Should We Be Joking At a Time Like This?
Image courtesy of Netflix
By Margaret Adams
After a five-year hiatus from comedy, Bo Burnham has returned to the Internet in an unprecedented way – through a “comedy” special that he wrote, produced, and directed himself over the past year and a half while in quarantine.
Although advertised as a comedy special, comedy was not the focal point of the hour-long show Bo-Burnham: Inside. Inside documents Burnham’s own decline in mental health during quarantine and explores many social issues that have been illuminated while quarantining, like racial inequality and toxic internet culture, through songs.
The director’s Netflix special does, however, include many comedy songs; “White Woman’s Instagram” dissects and satirizes the “basic” white woman’s Instagram account grid, poking fun at the trend to look ‘aesthetic’ on social media.
“Problematic” is another comedic song that explores cancel culture through Burnham’s perspective to a funky 80s workout groove: “Father, please forgive me for I did not realize what I did/Or that I’d live to regret it/ Times are changing and I’m getting old/ Are you gonna hold me accountable?”
There are more critical songs that examine serious issues through a comedic lens. “How the World Works” takes the form of an educational children’s song that begins by sincerely and succinctly explaining how nature works together to produce life as we know it. But the song takes a jarring turn when Burnham uses a sock puppet to convey how the world really works: “The simple narrative taught in every history class/Is demonstrably false and pedagogically classist/Don’t you know? The world is built with blood! And genocide! And exploitation!”

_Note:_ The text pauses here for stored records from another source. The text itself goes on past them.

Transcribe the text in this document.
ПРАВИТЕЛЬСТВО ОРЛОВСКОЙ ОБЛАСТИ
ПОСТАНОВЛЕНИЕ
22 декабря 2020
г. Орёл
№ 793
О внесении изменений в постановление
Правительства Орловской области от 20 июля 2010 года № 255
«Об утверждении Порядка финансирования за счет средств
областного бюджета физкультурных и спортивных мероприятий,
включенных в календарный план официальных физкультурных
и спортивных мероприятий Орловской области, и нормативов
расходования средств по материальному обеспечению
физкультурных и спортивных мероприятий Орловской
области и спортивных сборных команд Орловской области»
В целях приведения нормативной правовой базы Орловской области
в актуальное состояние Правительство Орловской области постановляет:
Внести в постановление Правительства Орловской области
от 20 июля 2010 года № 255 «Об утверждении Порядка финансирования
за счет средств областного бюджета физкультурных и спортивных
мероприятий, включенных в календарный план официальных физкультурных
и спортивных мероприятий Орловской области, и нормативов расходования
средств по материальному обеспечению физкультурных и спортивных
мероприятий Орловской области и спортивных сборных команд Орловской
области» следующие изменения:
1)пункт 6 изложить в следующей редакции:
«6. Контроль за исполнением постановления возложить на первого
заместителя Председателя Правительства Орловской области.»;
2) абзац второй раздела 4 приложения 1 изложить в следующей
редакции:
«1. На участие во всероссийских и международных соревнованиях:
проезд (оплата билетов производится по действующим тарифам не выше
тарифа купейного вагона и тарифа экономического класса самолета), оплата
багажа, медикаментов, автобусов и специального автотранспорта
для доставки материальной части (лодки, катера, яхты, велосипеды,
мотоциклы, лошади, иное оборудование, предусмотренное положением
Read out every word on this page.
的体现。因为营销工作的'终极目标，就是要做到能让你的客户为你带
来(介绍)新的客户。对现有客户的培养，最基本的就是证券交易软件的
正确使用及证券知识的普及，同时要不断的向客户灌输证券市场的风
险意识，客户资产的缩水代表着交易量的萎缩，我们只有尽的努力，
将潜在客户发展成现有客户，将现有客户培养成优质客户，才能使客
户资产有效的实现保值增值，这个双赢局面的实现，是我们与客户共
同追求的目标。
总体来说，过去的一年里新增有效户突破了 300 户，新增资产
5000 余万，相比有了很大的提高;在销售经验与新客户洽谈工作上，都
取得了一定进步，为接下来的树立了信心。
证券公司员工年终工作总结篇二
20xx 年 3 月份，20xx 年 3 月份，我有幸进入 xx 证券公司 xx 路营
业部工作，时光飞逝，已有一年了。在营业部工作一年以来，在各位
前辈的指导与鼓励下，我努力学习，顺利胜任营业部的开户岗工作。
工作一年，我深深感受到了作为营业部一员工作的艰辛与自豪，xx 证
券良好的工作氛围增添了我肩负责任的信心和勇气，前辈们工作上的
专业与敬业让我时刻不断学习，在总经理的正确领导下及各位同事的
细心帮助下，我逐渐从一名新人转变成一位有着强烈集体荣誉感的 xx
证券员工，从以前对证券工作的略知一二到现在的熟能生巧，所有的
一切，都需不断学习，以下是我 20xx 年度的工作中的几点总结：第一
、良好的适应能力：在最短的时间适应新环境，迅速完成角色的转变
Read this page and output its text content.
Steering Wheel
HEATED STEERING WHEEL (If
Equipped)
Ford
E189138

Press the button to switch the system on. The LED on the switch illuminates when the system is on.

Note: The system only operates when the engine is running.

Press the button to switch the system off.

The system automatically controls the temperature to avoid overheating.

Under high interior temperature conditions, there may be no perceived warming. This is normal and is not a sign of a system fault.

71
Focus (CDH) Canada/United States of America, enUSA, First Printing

That being said, the most memorable songs are Burnham’s anguished ballads that explore his more personal feelings about modern life in light of the COVID-19 pandemic.
“Funny Feeling” is an acoustic tune that lists a number of post-modern things and situations that present the singer with the sinking feeling that the world is really ending: “Full agoraphobic, losing focus, cover blown/A book on getting better hand delivered by a drone/Total disassociation, fully out your mind/ Googling “derealization,” hating what you find/That unapparent summer air in early fall/The quiet comprehending of the ending of it all.”
One of the most outstanding aspects of this special by Burnham is the bleeding of the line between authenticity and performance. This concept is not a new one to infiltrate his comedy routines, as he has had jokes in past stand-up that fool the audience into thinking that something is an authentic reaction or mistake, when it was actually part of the performance.
Throughout the special, Burnham does check-ins with the audience, telling them how far he is currently in with the special, how far he has to go, and feelings about finishing it, making this authentic moment a part of the whole performance. When Burnham talks to the audience like this, he is usually facing a mirror, with a camera pointing at the mirror.
In fact, the camera is almost a character within itself. Burnham has a tendency to look for audience approval in his work, and intertwines that sentiment in his comedy. With the COVID-19 pandemic keeping the world quarantined for a year, cameras have been the way to connect with one another, whether it be to loved ones or work. Obviously, this has been a useful resource, but cameras have also kept us indefinitely connected to work, friends, and the outside world. There is no inside to escape from the outside, so there is no escape from an audience.
This unprecedented era of the outside world coming inside and the anxieties that come along with it is constant throughout the special, especially in his song, “Look Who’s Inside Again.”
“Well, well, look who’s inside again/Went out to look for a reason to hide again/Well, well, buddy you’ve found it/Now come out with your hands up we’ve got you surrounded,” Burnham sings.
With the special getting much commercial success, one of the many praises it has received is how self-aware it is. I don’t necessarily agree with this sentiment.
In one of the first songs of the special, “Comedy,” Burnham satrically acknowledges that another white man in comedy is not what will help people get through an unprecedented and depressing time like this: “I’m a special kind of white guy/I’ve self-reflected and I want to be an agent of change/ So I am gonna use my privilege for the good.”
In reality, he is another white guy making another comedy special while many black women continue to struggle getting opportunities like this. Oscar-winner Mo’Nique called Netflix out for offering her considerably less for a stand-up special than her male counterparts like Dave Chappelle and Chris Rock in 2018.
The special continues to do for Burnham what he says in irony: it pays him and puts him as the center of attention. Not to say that the world would be a better place if he did not release the special, but the special is not as self-aware as it thinks it is.
Overall, Bo Burnham explores questions like, “What does comedy mean in a world that’s falling apart?” and, “How do we continue to live under an audience’s constant and watchful eye?” and, “How do we cope with the impending end?”
Maybe the answers lie in Burnham’s one-hour comedy special, but I prefer to keep looking.